What is VRF in Networking? What is VRF Lite?
The VRF’s full form in networking is Virtual Routing and Forwarding. To forward a received packet, a network router does a lookup in the routing table and sends the packet to the next hop. The routing table is global and applicable to all network traffic coming in.
What is Virtual Routing or VRF?
It is similar to usual IP routing, but unlike the normal router, a router with VRF technology may have multiple routing tables to separate the IP traffic. It is similar to the VLAN but works on layer 3 and segregates the network packets based on the IP address not using VLAN tagging.
This creates the virtualization of a single router into multiple routers. A network user feels that all segmented traffic has its own dedicated routers. But the difference is that in VRF there can be only one routing table, while a router may have multiple.
By isolating network traffic, a service provider can provide a VPN to its customers. This cut down the requirements for authentication and encryption.
How does IP Routing work?
Network communication means transmitting data (in packets) from one host to another. The communicating hosts may be in the same or different networks. Each packet has an IP header that has source and destination IP addresses along with the user data.
When a host needs to send data out, it sends a packet to the router. At the host, the router address is configured as the default gateway.
Once gets a packer, the router looks into the global routing table and forwards the packet to the next hope. The next-hop could be another router or destination machine.
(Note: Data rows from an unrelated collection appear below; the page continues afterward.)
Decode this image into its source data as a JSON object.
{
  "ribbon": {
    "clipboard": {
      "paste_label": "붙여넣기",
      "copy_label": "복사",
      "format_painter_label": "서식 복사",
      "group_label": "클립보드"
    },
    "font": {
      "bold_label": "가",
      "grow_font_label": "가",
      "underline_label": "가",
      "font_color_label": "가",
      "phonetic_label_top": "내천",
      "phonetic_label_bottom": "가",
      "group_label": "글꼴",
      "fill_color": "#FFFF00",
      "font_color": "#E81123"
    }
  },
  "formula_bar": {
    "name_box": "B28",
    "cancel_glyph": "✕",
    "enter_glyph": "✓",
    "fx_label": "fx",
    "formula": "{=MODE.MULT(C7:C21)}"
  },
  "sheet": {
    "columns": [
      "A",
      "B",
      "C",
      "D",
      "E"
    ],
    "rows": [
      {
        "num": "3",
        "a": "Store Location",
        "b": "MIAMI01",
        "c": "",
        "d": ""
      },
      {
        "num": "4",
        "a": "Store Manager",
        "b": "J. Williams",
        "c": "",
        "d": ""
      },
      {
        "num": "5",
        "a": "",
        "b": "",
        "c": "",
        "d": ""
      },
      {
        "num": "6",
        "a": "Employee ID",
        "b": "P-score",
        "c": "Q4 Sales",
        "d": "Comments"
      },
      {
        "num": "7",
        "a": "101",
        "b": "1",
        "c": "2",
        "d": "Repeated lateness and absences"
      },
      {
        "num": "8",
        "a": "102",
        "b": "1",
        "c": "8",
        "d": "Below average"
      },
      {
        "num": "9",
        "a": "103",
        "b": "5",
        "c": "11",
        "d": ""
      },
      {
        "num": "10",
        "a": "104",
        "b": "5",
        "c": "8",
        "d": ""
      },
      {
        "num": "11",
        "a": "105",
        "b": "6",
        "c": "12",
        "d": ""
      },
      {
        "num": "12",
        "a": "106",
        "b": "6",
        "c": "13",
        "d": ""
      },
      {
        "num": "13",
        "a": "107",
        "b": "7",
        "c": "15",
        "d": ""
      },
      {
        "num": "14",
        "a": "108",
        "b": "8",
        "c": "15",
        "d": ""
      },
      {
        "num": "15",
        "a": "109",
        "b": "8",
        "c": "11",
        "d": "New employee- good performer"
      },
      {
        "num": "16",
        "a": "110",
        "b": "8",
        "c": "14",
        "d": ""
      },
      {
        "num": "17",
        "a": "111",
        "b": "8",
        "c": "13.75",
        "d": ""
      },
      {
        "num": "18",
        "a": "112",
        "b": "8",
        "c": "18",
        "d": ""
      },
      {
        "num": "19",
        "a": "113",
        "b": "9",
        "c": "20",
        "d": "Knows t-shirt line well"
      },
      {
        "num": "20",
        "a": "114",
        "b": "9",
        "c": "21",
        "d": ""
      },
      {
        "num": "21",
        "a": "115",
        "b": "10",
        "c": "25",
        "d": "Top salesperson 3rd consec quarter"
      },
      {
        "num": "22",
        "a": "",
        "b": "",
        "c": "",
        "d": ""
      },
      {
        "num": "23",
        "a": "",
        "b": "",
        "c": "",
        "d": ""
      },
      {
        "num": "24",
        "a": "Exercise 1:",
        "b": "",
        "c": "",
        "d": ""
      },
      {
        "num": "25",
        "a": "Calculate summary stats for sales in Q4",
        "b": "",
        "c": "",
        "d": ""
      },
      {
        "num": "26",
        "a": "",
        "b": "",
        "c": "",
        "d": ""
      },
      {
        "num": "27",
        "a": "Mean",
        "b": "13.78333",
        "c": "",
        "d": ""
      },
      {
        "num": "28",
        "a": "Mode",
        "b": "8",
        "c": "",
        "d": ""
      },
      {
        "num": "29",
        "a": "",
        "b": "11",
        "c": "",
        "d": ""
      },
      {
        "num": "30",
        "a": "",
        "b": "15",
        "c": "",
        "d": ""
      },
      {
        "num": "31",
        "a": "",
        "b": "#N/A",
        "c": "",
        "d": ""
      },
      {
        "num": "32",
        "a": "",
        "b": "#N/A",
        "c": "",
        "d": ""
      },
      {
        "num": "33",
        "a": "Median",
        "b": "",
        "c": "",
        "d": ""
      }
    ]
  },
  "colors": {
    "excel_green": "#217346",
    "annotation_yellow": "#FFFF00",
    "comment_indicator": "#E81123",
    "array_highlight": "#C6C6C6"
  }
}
Routing using a global routing table is named default routing.
Why do we need the separation of IP traffic?
We need the separation of entities in many cases. Suppose there are multiple departments in a company and we do not want to expose any resource from one department to another. The option is simple, limit communication within a department. By restricting access, the HR department can not have access to marketing servers or files.
Why do we need VRF if there is a VLAN option?
Both isolate the network traffic. But they are a distance apart. The way they work answers the difference. VLAN works at layer two while VRF is at layer 3.
If there are multiple VLANs in the company, over the switches. All switches are connected to the router for external network access. This brings a problem, a host in VLAN can access another host in another VLAN. If we have VRF, a host can access hosts in the same VRF.
Using VRF, an ISP can provide isolation of IP traffic between distant hosts. The ISP will configure VRF on each router between the path.
Virtual Routing Tables in VRF:
These are similar to the normal routing tables associated with an interface. If a message comes on the interface it checks for routing in the VRF table only.